When he had finished his performance, we settled onto the pillows and under the covers. I turned to him, alarm clock in hand. “What time do you want to get up?” I asked. He flinched, as if I’d slapped him.
“Oh, I’m so sorry,” he said formally, as if addressing the Queen Mother, “I have such an early breakfast meeting tomorrow, I won’t be able to stay.”
I thought I might die of humiliation. I had no idea that I could be a one-night stand for someone who didn’t even stay the night.
We spoke on the phone a few more times but never managed to actually connect, and then Dara called me. “I thought I should apologize, but I had no idea,” she said timidly.
“What do you mean?” I asked.
“Well, about Roy,” she said.
“What? What about Roy?”
“I found out from someone he works with that he’s been seeing the same woman for years. And she’s about ten years older than he is.”
I laughed. “Well, at least now I understand the performance aspect of the evening,” I said. “The part of the young, full-service stud will be played by Roy Toner. At least the old broad did the rest of us a service and gave him a geography lesson.”
She laughed with relief. “You’re not mad?” she said.
“No,” I said truthfully. “I have to say, I really don’t care.”
And I didn’t.
Enough so that over the next several weeks I had three drinks dates, two lunch dates, and four dinners. I kissed two, slept with two, and the rest didn’t even get a handshake.
About six weeks after the party at the Limelight (“Fabulous,” Coco had pronounced it, “you definitely should have stayed”), I got a call from Peter Darby.
“I have a friend you might be interested in,” he told me.
“God, do I have to?” I wailed. “My life has been a living hell.”
“No, this one’s different,” he insisted, launching into a hard sell of Michael Victor, a financial whiz who was also on the board of the New York City Ballet. When I finally said okay, mostly to make Peter stop, he sounded relieved.
“You shouldn’t be so angry, Sandy,” he said.
“Are you going to give me a TM lecture now? Because I am truly not in the mood.”

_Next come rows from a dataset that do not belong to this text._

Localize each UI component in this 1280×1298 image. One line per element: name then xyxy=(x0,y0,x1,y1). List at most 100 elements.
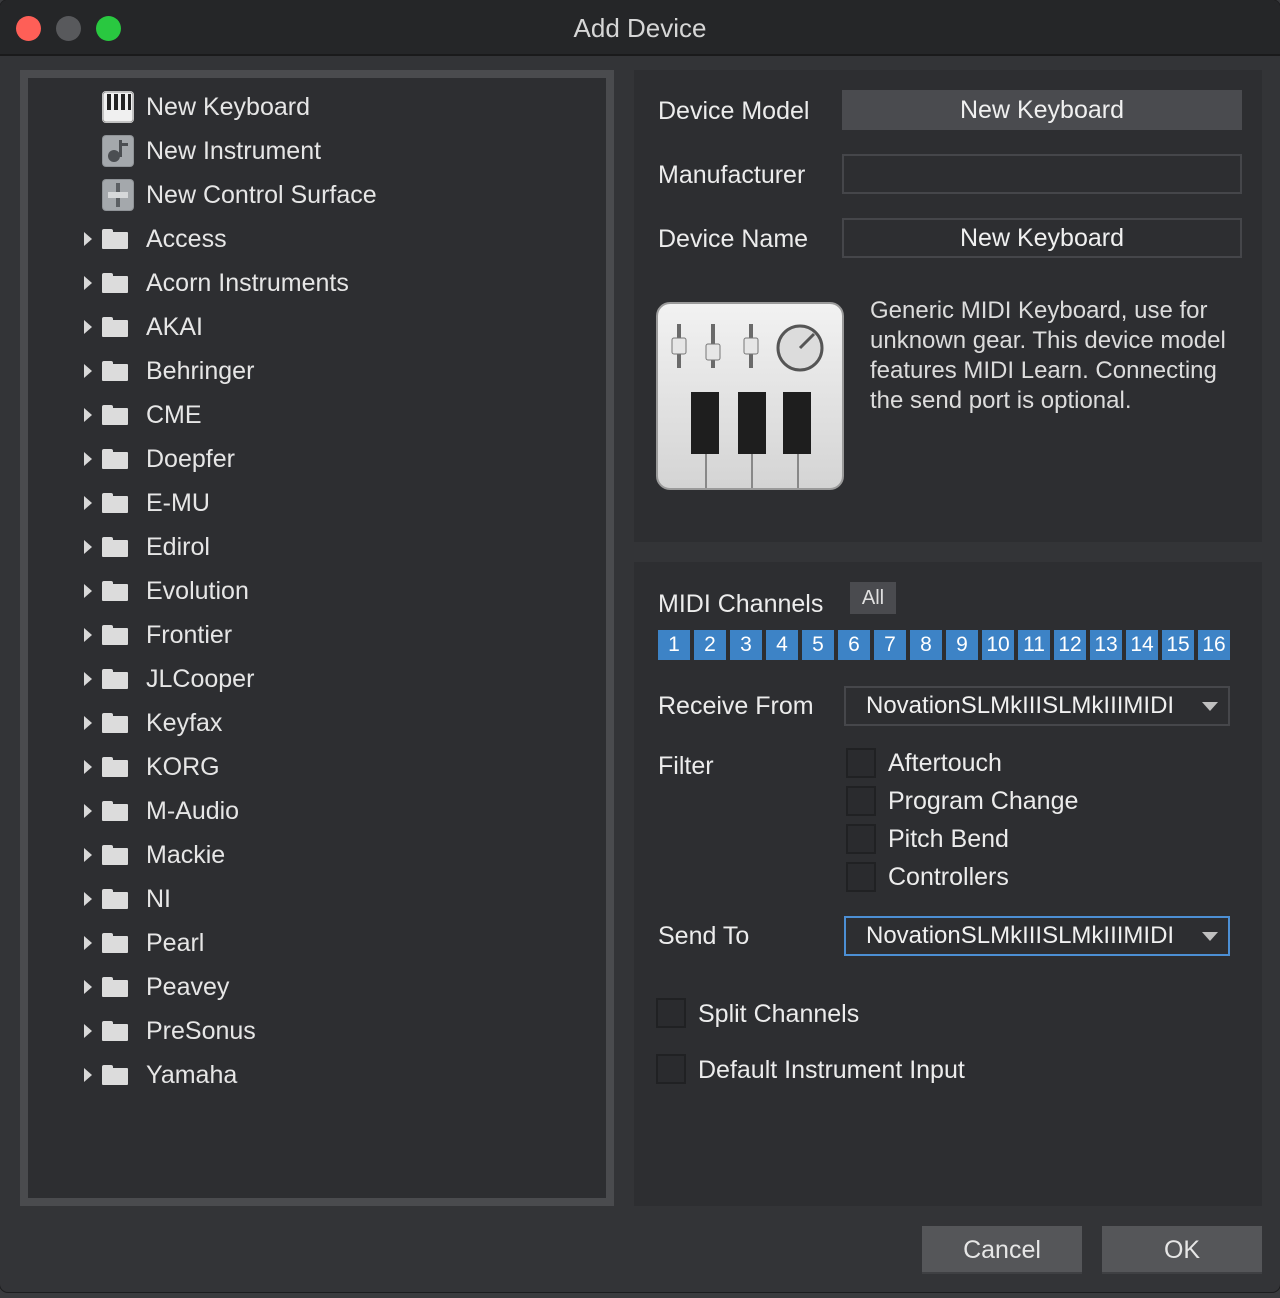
tree-item-new-control-surface[interactable]: New Control Surface xyxy=(28,173,598,217)
disclosure-triangle-icon[interactable] xyxy=(84,628,92,642)
folder-icon xyxy=(102,889,128,909)
tree-folder-label: NI xyxy=(146,885,171,913)
filter-checkbox[interactable] xyxy=(846,862,876,892)
device-name-field[interactable]: New Keyboard xyxy=(842,218,1242,258)
disclosure-triangle-icon[interactable] xyxy=(84,452,92,466)
disclosure-triangle-icon[interactable] xyxy=(84,1024,92,1038)
cancel-button[interactable]: Cancel xyxy=(922,1226,1082,1274)
midi-channel-button[interactable]: 10 xyxy=(982,630,1014,660)
tree-folder-item[interactable]: Frontier xyxy=(28,613,598,657)
disclosure-triangle-icon[interactable] xyxy=(84,848,92,862)
tree-folder-label: Acorn Instruments xyxy=(146,269,349,297)
midi-channel-button[interactable]: 14 xyxy=(1126,630,1158,660)
midi-channel-button[interactable]: 12 xyxy=(1054,630,1086,660)
midi-channel-button[interactable]: 7 xyxy=(874,630,906,660)
tree-folder-item[interactable]: CME xyxy=(28,393,598,437)
send-to-label: Send To xyxy=(658,922,750,950)
midi-channel-button[interactable]: 15 xyxy=(1162,630,1194,660)
midi-channel-button[interactable]: 11 xyxy=(1018,630,1050,660)
midi-channel-button[interactable]: 9 xyxy=(946,630,978,660)
midi-channel-button[interactable]: 8 xyxy=(910,630,942,660)
title-bar: Add Device xyxy=(0,0,1280,56)
split-channels-checkbox[interactable] xyxy=(656,998,686,1028)
midi-channel-button[interactable]: 5 xyxy=(802,630,834,660)
midi-settings-panel: MIDI Channels All 1 2 3 4 5 6 7 8 9 10 11 12 13 14 15 1… xyxy=(634,562,1262,1206)
tree-folder-item[interactable]: Acorn Instruments xyxy=(28,261,598,305)
disclosure-triangle-icon[interactable] xyxy=(84,716,92,730)
manufacturer-field[interactable] xyxy=(842,154,1242,194)
disclosure-triangle-icon[interactable] xyxy=(84,364,92,378)
midi-channel-button[interactable]: 6 xyxy=(838,630,870,660)
send-to-value: NovationSLMkIIISLMkIIIMIDI xyxy=(866,922,1175,949)
disclosure-triangle-icon[interactable] xyxy=(84,760,92,774)
disclosure-triangle-icon[interactable] xyxy=(84,540,92,554)
tree-folder-item[interactable]: Keyfax xyxy=(28,701,598,745)
folder-icon xyxy=(102,405,128,425)
filter-label: Pitch Bend xyxy=(888,825,1009,853)
tree-folder-label: KORG xyxy=(146,753,220,781)
disclosure-triangle-icon[interactable] xyxy=(84,232,92,246)
midi-channel-button[interactable]: 4 xyxy=(766,630,798,660)
tree-folder-item[interactable]: Evolution xyxy=(28,569,598,613)
disclosure-triangle-icon[interactable] xyxy=(84,584,92,598)
tree-folder-item[interactable]: Edirol xyxy=(28,525,598,569)
filter-checkbox[interactable] xyxy=(846,748,876,778)
filter-checkbox[interactable] xyxy=(846,824,876,854)
tree-folder-item[interactable]: KORG xyxy=(28,745,598,789)
receive-from-select[interactable]: NovationSLMkIIISLMkIIIMIDI xyxy=(844,686,1230,726)
device-details-panel: Device Model New Keyboard Manufacturer D… xyxy=(634,70,1262,542)
disclosure-triangle-icon[interactable] xyxy=(84,408,92,422)
tree-folder-item[interactable]: PreSonus xyxy=(28,1009,598,1053)
folder-icon xyxy=(102,317,128,337)
window-title: Add Device xyxy=(573,13,707,43)
default-instrument-input-label: Default Instrument Input xyxy=(698,1056,965,1084)
tree-folder-item[interactable]: Access xyxy=(28,217,598,261)
device-tree[interactable]: New Keyboard New Instrument New Control … xyxy=(28,78,606,1198)
default-instrument-input-checkbox[interactable] xyxy=(656,1054,686,1084)
send-to-select[interactable]: NovationSLMkIIISLMkIIIMIDI xyxy=(844,916,1230,956)
tree-folder-label: E-MU xyxy=(146,489,210,517)
tree-folder-item[interactable]: JLCooper xyxy=(28,657,598,701)
tree-folder-item[interactable]: Pearl xyxy=(28,921,598,965)
ok-button[interactable]: OK xyxy=(1102,1226,1262,1274)
disclosure-triangle-icon[interactable] xyxy=(84,672,92,686)
tree-folder-label: Pearl xyxy=(146,929,205,957)
disclosure-triangle-icon[interactable] xyxy=(84,496,92,510)
disclosure-triangle-icon[interactable] xyxy=(84,276,92,290)
tree-folder-item[interactable]: Yamaha xyxy=(28,1053,598,1097)
tree-folder-item[interactable]: Behringer xyxy=(28,349,598,393)
midi-channel-button[interactable]: 2 xyxy=(694,630,726,660)
tree-folder-item[interactable]: AKAI xyxy=(28,305,598,349)
filter-checkbox[interactable] xyxy=(846,786,876,816)
tree-folder-item[interactable]: M-Audio xyxy=(28,789,598,833)
disclosure-triangle-icon[interactable] xyxy=(84,804,92,818)
filter-label: Controllers xyxy=(888,863,1009,891)
tree-item-new-keyboard[interactable]: New Keyboard xyxy=(28,85,598,129)
disclosure-triangle-icon[interactable] xyxy=(84,980,92,994)
midi-keyboard-icon xyxy=(656,302,844,490)
disclosure-triangle-icon[interactable] xyxy=(84,936,92,950)
tree-folder-label: PreSonus xyxy=(146,1017,256,1045)
tree-folder-item[interactable]: Doepfer xyxy=(28,437,598,481)
tree-folder-item[interactable]: NI xyxy=(28,877,598,921)
all-channels-button[interactable]: All xyxy=(850,582,896,614)
disclosure-triangle-icon[interactable] xyxy=(84,892,92,906)
folder-icon xyxy=(102,361,128,381)
folder-icon xyxy=(102,273,128,293)
tree-folder-item[interactable]: Mackie xyxy=(28,833,598,877)
tree-folder-item[interactable]: E-MU xyxy=(28,481,598,525)
midi-channel-button[interactable]: 1 xyxy=(658,630,690,660)
channel-selector: 1 2 3 4 5 6 7 8 9 10 11 12 13 14 15 16 xyxy=(658,630,1230,660)
tree-folder-label: Yamaha xyxy=(146,1061,238,1089)
device-model-field[interactable]: New Keyboard xyxy=(842,90,1242,130)
midi-channel-button[interactable]: 16 xyxy=(1198,630,1230,660)
folder-icon xyxy=(102,669,128,689)
disclosure-triangle-icon[interactable] xyxy=(84,1068,92,1082)
disclosure-triangle-icon[interactable] xyxy=(84,320,92,334)
receive-from-value: NovationSLMkIIISLMkIIIMIDI xyxy=(866,692,1175,719)
tree-item-new-instrument[interactable]: New Instrument xyxy=(28,129,598,173)
tree-folder-item[interactable]: Peavey xyxy=(28,965,598,1009)
filter-label: Aftertouch xyxy=(888,749,1002,777)
midi-channel-button[interactable]: 13 xyxy=(1090,630,1122,660)
midi-channel-button[interactable]: 3 xyxy=(730,630,762,660)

“Look,” he went on, unperturbed, “I know every breakup is hard, but this is a big city and there are opportunities everywhere. Like that night at the Limelight. I couldn’t believe that.”
“What are you talking about?”
“Remember that guy who asked us if it was the party for Claire, th
e one you totally blew off?”
“Yeah? So?”
“That was Mark Lewis.”
“The art writer?”
“The very one. Who, I might add, has been separated for more than a year now and dating like crazy.”
“I’m not interested in anyone who dates like crazy,” I huffed. “Including me.”
“Well, you certainly made an impression,” he said.
“What do you mean?”
“He wanted to know who that really cute woman was and why she was so incredibly pissed off.”
“Did you tell him that someone had just mauled my shoe, not to mention my foot, and I couldn’t wait to go home?”
“No,” he said. “I told him that you had just broken off an engagement and were a bitch in general. Nothing personal.”
“Thanks for the support. Don’t you think then that you should wait before letting me meet your friend? Let me cool off a little?”
“Nah. He’s lonely. And if the date doesn’t work out, you guys can always be friends.” Every matchmaker’s favorite line.
“I have enough friends,” I growled.
Peter laughed. “I know, I know, but if you keep behaving this way, you’re going to run out.”
He told me that Michael Victor would call. I hung up and lit a cigarette. Okay, I was angry. Why shouldn’t I be? I’d been totally betrayed by the love of my life. And the only remedy seemed to be enduring this endless procession of bad meals and deadly men.
I thought about Mark Lewis. He probably wasn’t deadly, I’d give him that. He was the art columnist for Art and Our Times, the prestigious art magazine, and a hot writer everyone wanted. He always seemed to be on PBS expounding on Pollock or Klee—which is why I hadn’t recognized him, since that was usually when I changed the channel. I let go a plume of smoke. Fuck it, I decided. I knew nothing about art and would have nothing in common with him, anyway. Let him date until his dick dropped off. What did I care?